A pretty balanced article, but it missed a key concept. Microsoft is, at this point, willing to be just "good enough" on the desktop, because they believe strategically that the next round of battles will not be fought there. Instead the next round of battles will be about what the Internet is really good for.
People talk about how the Internet has "changed everything", and they're right. But they have no idea how much change in still in store. When we have easy ways of writing software that runs in an asynchronous, highly distributed fashion, it will kickstart another round of dramatic change.
Microsoft is focused on that, and I think they are in the lead with their Indigo project. It's to be delivered in the same time frame as Longhorn, and it's where Microsoft is investing their big brains. Apple hasn't even entered that game yet, as far as I know. The only other company that has such efforts even on its radar screen is IBM.

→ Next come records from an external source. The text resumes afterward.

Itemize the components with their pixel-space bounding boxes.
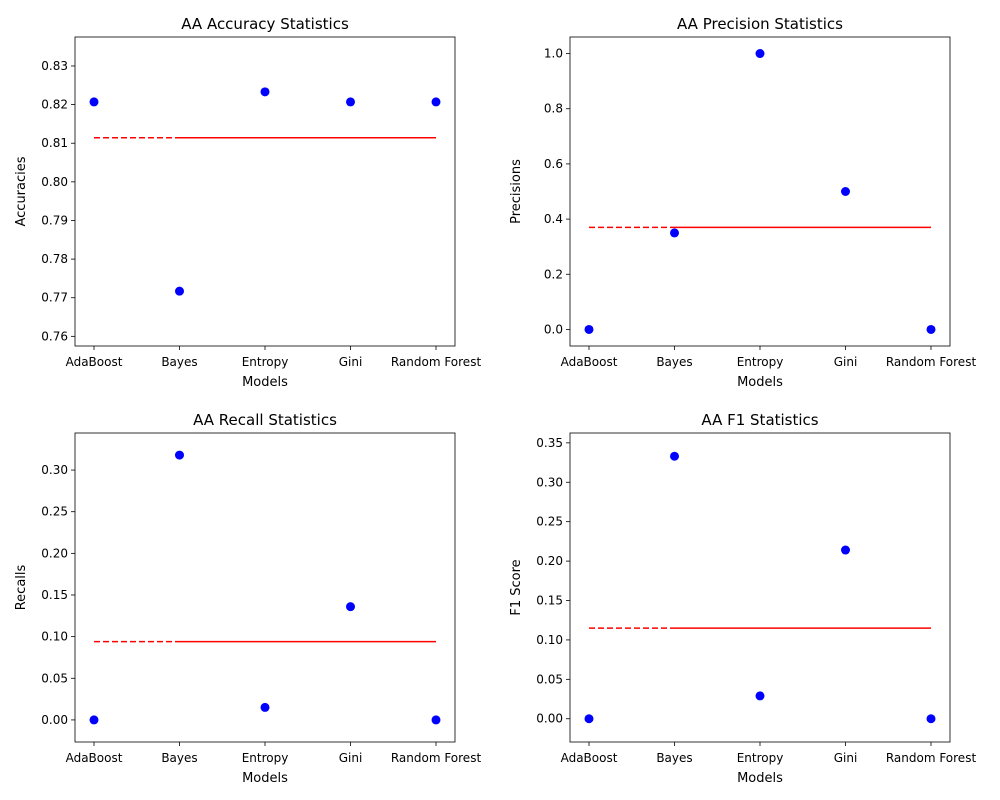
x-tick-label: Entropy <box>737 355 784 369</box>
x-tick-label: AdaBoost <box>66 751 123 765</box>
x-tick-label: Bayes <box>161 751 197 765</box>
data-point <box>346 602 355 612</box>
y-tick-label: 0.20 <box>536 554 563 568</box>
subplot-title: AA Accuracy Statistics <box>181 15 349 33</box>
y-tick-label: 1.0 <box>544 47 563 61</box>
x-tick-label: Bayes <box>656 355 692 369</box>
y-tick-label: 0.20 <box>41 546 68 560</box>
y-tick-label: 0.05 <box>536 672 563 686</box>
y-tick-label: 0.25 <box>536 515 563 529</box>
data-point <box>584 324 594 334</box>
subplot-recall: AA Recall Statistics Models Recalls 0.00… <box>14 411 481 786</box>
y-tick-label: 0.05 <box>41 671 68 685</box>
data-point <box>841 187 850 196</box>
x-tick-label: Random Forest <box>391 355 482 369</box>
subplot-precision: AA Precision Statistics Models Precision… <box>509 15 976 390</box>
data-point <box>346 97 355 107</box>
data-point <box>175 286 184 296</box>
y-tick-label: 0.83 <box>41 59 68 73</box>
x-tick-label: Entropy <box>242 751 289 765</box>
axes-frame <box>74 432 456 743</box>
x-tick-label: Random Forest <box>886 355 977 369</box>
data-point <box>926 324 936 334</box>
y-tick-label: 0.00 <box>41 713 68 727</box>
x-tick-label: AdaBoost <box>561 751 618 765</box>
y-tick-label: 0.30 <box>41 463 68 477</box>
y-tick-label: 0.00 <box>536 712 563 726</box>
data-point <box>584 714 594 724</box>
y-tick-label: 0.35 <box>536 436 563 450</box>
y-tick-label: 0.6 <box>544 157 563 171</box>
data-point <box>260 702 270 712</box>
x-axis-label: Models <box>242 771 288 786</box>
data-point <box>175 450 184 460</box>
y-axis-label: Precisions <box>509 159 524 224</box>
x-tick-label: Bayes <box>161 355 197 369</box>
subplot-title: AA Recall Statistics <box>193 411 337 429</box>
subplot-title: AA Precision Statistics <box>677 15 843 33</box>
data-point <box>670 228 679 238</box>
x-tick-label: Gini <box>339 355 363 369</box>
axes-frame <box>74 36 456 347</box>
data-point <box>670 451 679 461</box>
x-tick-label: Gini <box>339 751 363 765</box>
data-point <box>755 691 765 701</box>
y-tick-label: 0.79 <box>41 213 68 227</box>
y-axis-label: Recalls <box>14 564 29 610</box>
x-tick-label: Entropy <box>737 751 784 765</box>
y-tick-label: 0.82 <box>41 98 68 112</box>
data-point <box>431 715 441 725</box>
y-tick-label: 0.4 <box>544 212 563 226</box>
y-axis-label: F1 Score <box>509 559 524 615</box>
y-tick-label: 0.10 <box>41 630 68 644</box>
x-tick-label: AdaBoost <box>66 355 123 369</box>
y-tick-label: 0.80 <box>41 175 68 189</box>
y-tick-label: 0.10 <box>536 633 563 647</box>
data-point <box>89 715 99 725</box>
x-tick-label: Random Forest <box>391 751 482 765</box>
axes-frame <box>569 432 951 743</box>
y-tick-label: 0.15 <box>536 594 563 608</box>
x-tick-label: Random Forest <box>886 751 977 765</box>
subplot-f1: AA F1 Statistics Models F1 Score 0.00 0.0… <box>509 411 976 786</box>
x-tick-label: Gini <box>834 355 858 369</box>
data-point <box>431 97 441 107</box>
axes-frame <box>569 36 951 347</box>
x-tick-label: Entropy <box>242 355 289 369</box>
data-point <box>260 87 270 97</box>
subplot-title: AA F1 Statistics <box>701 411 818 429</box>
y-tick-label: 0.81 <box>41 136 68 150</box>
y-tick-label: 0.77 <box>41 291 68 305</box>
x-axis-label: Models <box>737 771 783 786</box>
y-tick-label: 0.0 <box>544 322 563 336</box>
data-point <box>926 714 936 724</box>
y-tick-label: 0.30 <box>536 475 563 489</box>
y-tick-label: 0.8 <box>544 102 563 116</box>
y-tick-label: 0.78 <box>41 252 68 266</box>
x-axis-label: Models <box>737 375 783 390</box>
data-point <box>89 97 99 107</box>
y-axis-label: Accuracies <box>14 156 29 226</box>
x-axis-label: Models <box>242 375 288 390</box>
subplot-accuracy: AA Accuracy Statistics Models Accuracies… <box>14 15 481 390</box>
y-tick-label: 0.76 <box>41 329 68 343</box>
y-tick-label: 0.25 <box>41 505 68 519</box>
x-tick-label: Bayes <box>656 751 692 765</box>
x-tick-label: AdaBoost <box>561 355 618 369</box>
data-point <box>755 49 765 59</box>
data-point <box>841 545 850 555</box>
y-tick-label: 0.2 <box>544 267 563 281</box>
x-tick-label: Gini <box>834 751 858 765</box>
y-tick-label: 0.15 <box>41 588 68 602</box>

So Apple could have the nicest desktop in the world for a while, but (1) Microsoft will just copy the stuff that works better than Windows, and (2) if they can't tie those Apples into this new wave of distributed systems, that imposes some real limits on who will want them, especially in the business world.
Being "just good enough" is another way of saying it sucks. It's that kind of thinking that brought down the big three auto makers.
> Instead the next round of battles will be about what the Internet is really good for.
And how to search it. LOC...Widener...every library is going to be digitized and online. Who's going to be first with NL search capability?